Friday, April 9, 2010

sipping along.

this is my sip. senior integration project.


This installment in particular comes from a deep questioning of personal image and identity. While I was woven in my mother womb by God and essentially created by Him, I was also created in his image. Created in the image of a creator making me creative also. On the topic of personal image I have found that my faith pulls me towards being a “non thought out” or “undressed” version of myself, being true to the image and identity that God created for me.



On the other hand my involvement and love for the arts gives me a desire to create, or to “decorate” if you will. My Senior Integration Project struggles with the idea of to be “dressed” and “undressed” while dealing with the my love to dress. Body/mind/personality. What does our personal image say to others? What are we actively saying with our image? Is it good or bad to be aware of this? Is there such a thing as overly aware?What about creating is reflecting our creator and hat part is making something false because we don't just leave ourselves as is?


While working on this project I had a lot of time alone with my thoughts. I began to realize I don't care what this looks like. Its not important to me. The significance of my work is the message. I new my message six months ago, and I have been thinking of this project for a couple of years now. The process and execution have been unknown until I was knee deep in it. While working through the “how” I began to realize how important the “why” is to me.
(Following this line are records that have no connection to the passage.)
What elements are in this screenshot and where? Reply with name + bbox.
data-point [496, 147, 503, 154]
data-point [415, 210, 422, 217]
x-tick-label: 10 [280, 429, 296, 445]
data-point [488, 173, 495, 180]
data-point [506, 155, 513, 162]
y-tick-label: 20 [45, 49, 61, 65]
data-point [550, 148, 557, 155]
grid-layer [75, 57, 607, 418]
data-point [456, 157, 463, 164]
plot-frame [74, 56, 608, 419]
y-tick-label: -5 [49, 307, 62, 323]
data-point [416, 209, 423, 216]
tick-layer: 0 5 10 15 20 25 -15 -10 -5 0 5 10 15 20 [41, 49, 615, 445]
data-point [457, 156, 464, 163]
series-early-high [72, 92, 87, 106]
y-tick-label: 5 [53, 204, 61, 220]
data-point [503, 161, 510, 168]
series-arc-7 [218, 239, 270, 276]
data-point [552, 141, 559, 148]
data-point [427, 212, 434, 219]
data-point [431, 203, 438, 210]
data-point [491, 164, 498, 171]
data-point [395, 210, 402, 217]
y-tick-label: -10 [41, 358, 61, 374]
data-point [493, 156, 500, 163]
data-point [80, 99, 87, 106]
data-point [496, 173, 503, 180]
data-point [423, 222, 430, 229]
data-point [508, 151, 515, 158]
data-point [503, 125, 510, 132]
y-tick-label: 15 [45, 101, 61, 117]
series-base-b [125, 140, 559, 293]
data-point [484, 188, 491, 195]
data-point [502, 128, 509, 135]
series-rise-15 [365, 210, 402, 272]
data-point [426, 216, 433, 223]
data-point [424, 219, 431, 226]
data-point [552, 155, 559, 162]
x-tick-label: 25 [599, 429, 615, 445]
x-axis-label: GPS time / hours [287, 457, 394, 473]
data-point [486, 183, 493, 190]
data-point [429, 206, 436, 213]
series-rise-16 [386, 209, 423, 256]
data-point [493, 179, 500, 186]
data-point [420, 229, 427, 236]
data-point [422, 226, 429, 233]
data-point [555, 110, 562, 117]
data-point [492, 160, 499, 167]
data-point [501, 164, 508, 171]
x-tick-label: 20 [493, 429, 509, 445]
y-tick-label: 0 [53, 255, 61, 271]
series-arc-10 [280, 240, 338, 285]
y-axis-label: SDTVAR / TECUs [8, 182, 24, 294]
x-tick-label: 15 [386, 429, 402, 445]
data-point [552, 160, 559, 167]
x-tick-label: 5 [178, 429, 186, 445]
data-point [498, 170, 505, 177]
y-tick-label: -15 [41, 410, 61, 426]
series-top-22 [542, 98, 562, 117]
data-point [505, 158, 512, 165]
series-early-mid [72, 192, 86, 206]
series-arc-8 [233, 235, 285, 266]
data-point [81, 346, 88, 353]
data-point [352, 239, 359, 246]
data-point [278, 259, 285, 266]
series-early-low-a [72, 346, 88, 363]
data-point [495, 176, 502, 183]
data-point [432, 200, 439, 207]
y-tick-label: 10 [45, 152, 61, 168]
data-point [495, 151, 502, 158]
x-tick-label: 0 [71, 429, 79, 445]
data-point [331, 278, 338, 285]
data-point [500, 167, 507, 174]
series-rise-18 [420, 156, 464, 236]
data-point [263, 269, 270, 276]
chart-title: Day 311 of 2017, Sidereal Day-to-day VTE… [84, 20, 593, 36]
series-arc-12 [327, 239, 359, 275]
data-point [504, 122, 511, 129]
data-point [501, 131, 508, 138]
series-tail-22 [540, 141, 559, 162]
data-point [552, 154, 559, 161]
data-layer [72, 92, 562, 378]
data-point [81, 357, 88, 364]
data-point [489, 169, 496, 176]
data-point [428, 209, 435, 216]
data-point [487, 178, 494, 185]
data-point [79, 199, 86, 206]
My identity and my image are something I struggle through, not that I wonder who I am, rather that I wonder if its right. The message of this piece has to do with me working through that struggle of constructed versus raw self image and identity. The message of my life I simply want to be love. Love in all forms, from all places, to all things.


The process of both my work and my life are still to come.

As I work through my message, the “why”, I figure out the process, the “how”.